On 15 February 2015 at 13:51, Andrea Faulds <a...@ajf.me> wrote:
>> Extensions "that deal with numbers" are all going to need updating. So
>> probably every extension?
>
> Anything accepting a zval rather than a long through zpp, but the changes are 
> quite small in most cases. It’s a much smaller change than, say, what phpng 
> did.

The real-world performance gains of ng are significant. Everything is
a trade-off. Having to change exts because the guys behind ng have
made (potentially) "80% of all websites" faster is acceptable - in my
opinion.

>> You talk about eventually deprecating ext/gmp and moving it to PECL.
>> Definitely not acceptable.
>
> I *talk* about it. I’m not saying we’ll do it. It’s a future possibility: 
> since it would be made largely redundant by large integer support in core, we 
> might eventually get rid of it.
>
> I said “might” because it’s not part of the proposal, it is merely a thought.

The GMP ext offers a lot more than arbitrary precision arithmetic.
There's a slew of functions there that go hand in hand with big ints
and their applications. gmp_inverse, gmp_powm and gmp_rootrem to name
a few. There are applications, both proprietary and open that depend
on these. I'd personally be willing to help bring more functionality
to ext/gmp rather than lose all of these important functions to PECL.

>> Sorry, the fixed size integer data type is far too baked-in and
>> useful.
>
> I could understand your perspective if PHP had modular arithmetic like C and 
> such, but it doesn’t. So I don’t understand why it is “far too useful” - what 
> usefulness is being lost by extending its range?

Among other thing the behaviour of overflow and shift operations are
well documented and understood quirks of fixed size integer types.
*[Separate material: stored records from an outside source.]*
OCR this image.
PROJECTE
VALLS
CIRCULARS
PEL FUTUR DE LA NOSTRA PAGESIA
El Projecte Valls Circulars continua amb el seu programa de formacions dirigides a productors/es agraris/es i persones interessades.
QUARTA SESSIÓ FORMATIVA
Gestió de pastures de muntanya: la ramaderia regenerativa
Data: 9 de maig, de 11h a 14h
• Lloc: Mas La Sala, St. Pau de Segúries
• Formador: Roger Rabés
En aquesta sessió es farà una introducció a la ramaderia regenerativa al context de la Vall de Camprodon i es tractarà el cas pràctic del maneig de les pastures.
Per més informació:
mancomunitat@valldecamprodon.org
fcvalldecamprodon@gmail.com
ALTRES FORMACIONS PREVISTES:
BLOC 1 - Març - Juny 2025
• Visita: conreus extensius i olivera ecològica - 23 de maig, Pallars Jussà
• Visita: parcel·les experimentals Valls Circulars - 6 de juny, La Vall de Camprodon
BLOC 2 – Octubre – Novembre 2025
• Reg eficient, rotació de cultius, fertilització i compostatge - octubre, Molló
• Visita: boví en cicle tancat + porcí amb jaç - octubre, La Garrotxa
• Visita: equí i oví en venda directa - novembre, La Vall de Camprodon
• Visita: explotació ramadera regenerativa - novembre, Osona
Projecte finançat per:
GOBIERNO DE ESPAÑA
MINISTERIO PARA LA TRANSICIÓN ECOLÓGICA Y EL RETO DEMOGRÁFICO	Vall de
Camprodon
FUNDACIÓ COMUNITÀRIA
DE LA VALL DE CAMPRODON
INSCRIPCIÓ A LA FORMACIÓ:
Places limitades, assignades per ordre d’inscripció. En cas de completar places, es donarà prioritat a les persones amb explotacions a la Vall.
>> I don't see any gain from this patch except hidden performance
>> penalties, breaks, and extra work for everyone in maintaining it and
>> other extensions. I'd rather big int usage was kept verbose and
>> conscious.
>
> I see a clear gain: we clean up almost every integer overflow edge case, 
> integer overflow handling is more intuitive, we support large integers safely 
> on 32-bit, and we don’t require you to use a weird extension that may crash 
> the PHP interpreter and DoS your web host in order to do large number 
> arithmetic.

A weird extension? The base library of which you are using to back
your big int implementation.

DoS against libgmp is really stretching it here. Yes you can cause all
kinds of horrible crashes if you try and do something ridiculous, but
that's why you have a programming language that gives you everything
you need to sanitise inputs to prevent it.